Muy cerca de estos abuelos se encuentran sus esposas, las abuelas, mujeres fuertes y estranguladas por ese tiempo tan mohíno y tan gris que tocó vivir, y del que el hombre que mira el cuadro, a pesar de añoranzas y de nostalgias pasajeras, se arrepiente la mayoría de las veces, pues no en vano su infancia transcurrió dentro de esa niebla mefítica que alardeaba de la mediocridad reinante y que señalaba con dedo acusador mientras ordenaba lo que se debía pensar y lo que era necesario no decir.
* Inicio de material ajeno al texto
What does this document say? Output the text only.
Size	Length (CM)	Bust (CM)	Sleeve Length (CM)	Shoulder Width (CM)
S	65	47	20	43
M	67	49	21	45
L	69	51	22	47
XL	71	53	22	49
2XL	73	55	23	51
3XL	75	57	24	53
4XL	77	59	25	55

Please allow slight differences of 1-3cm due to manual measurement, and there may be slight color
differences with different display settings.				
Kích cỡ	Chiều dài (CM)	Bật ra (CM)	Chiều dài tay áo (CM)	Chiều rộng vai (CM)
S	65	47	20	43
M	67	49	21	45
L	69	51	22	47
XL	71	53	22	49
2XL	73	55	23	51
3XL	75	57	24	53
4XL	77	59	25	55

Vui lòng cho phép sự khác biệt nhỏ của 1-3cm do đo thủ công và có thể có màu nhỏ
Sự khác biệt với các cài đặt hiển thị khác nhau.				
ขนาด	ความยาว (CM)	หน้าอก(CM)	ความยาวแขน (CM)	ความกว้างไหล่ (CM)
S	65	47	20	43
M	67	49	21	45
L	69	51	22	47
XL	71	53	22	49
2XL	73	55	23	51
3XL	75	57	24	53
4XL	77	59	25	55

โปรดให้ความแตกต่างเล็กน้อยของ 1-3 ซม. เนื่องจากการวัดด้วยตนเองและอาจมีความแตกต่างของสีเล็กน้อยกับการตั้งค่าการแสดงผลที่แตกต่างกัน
Por eso el hombre vuelve a ser niño por un momento, solamente por un momento, para rememorar las burlas del hijo del cabo de la Guardia Civil, virrey en la plaza del pueblo con su guerrera verde y su tripa gorda. El hijo del cabo, enseñado a despreciar todo lo desconocido, disciplinado en la arrogancia del poder beodo, entronizado por otros muchachos del pueblo que, acunados por el miedo, eran los cantantes de aquel coro de bufones empeñado en herir a un niño de ciudad que regresaba todos los veranos al pueblo de sus padres.
El hombre que mira el cuadro solamente recuerda un momento de triunfo infantil, pero que le sirve para sonreír, cuando aquella pandilla de brutos retadores, saliendo del ámbito de la fuerza física, decidieron que puesto que eran más fuertes también sabían más que él. Por eso recuerda con satisfacción la cara de todos cuando sacó a relucir el nombre de dos afluentes del río Ebro, que sonaban a chino mandarín en medio de aquella plaza. Vivan por tanto, para este hombre maduro ya, por los siglos de los siglos, el Noguera Ribagorzana y el Noguera Pallaresa.
El hombre, que aún continúa mirando el cuadro, aunque percibe íntimamente que ya va siendo hora de correr la cortina y regresar a otros paisajes, sigue pensando que hay en él un panorama familiar y desconocido a la vez, y piensa con desconfianza que una alucinación como la que le han solicitado, y a la que se ha entregado demasiado descuidadamente, cuando no es una imperceptible visión del pasado, es, tal vez, un indeseable recuerdo de lo que vendrá.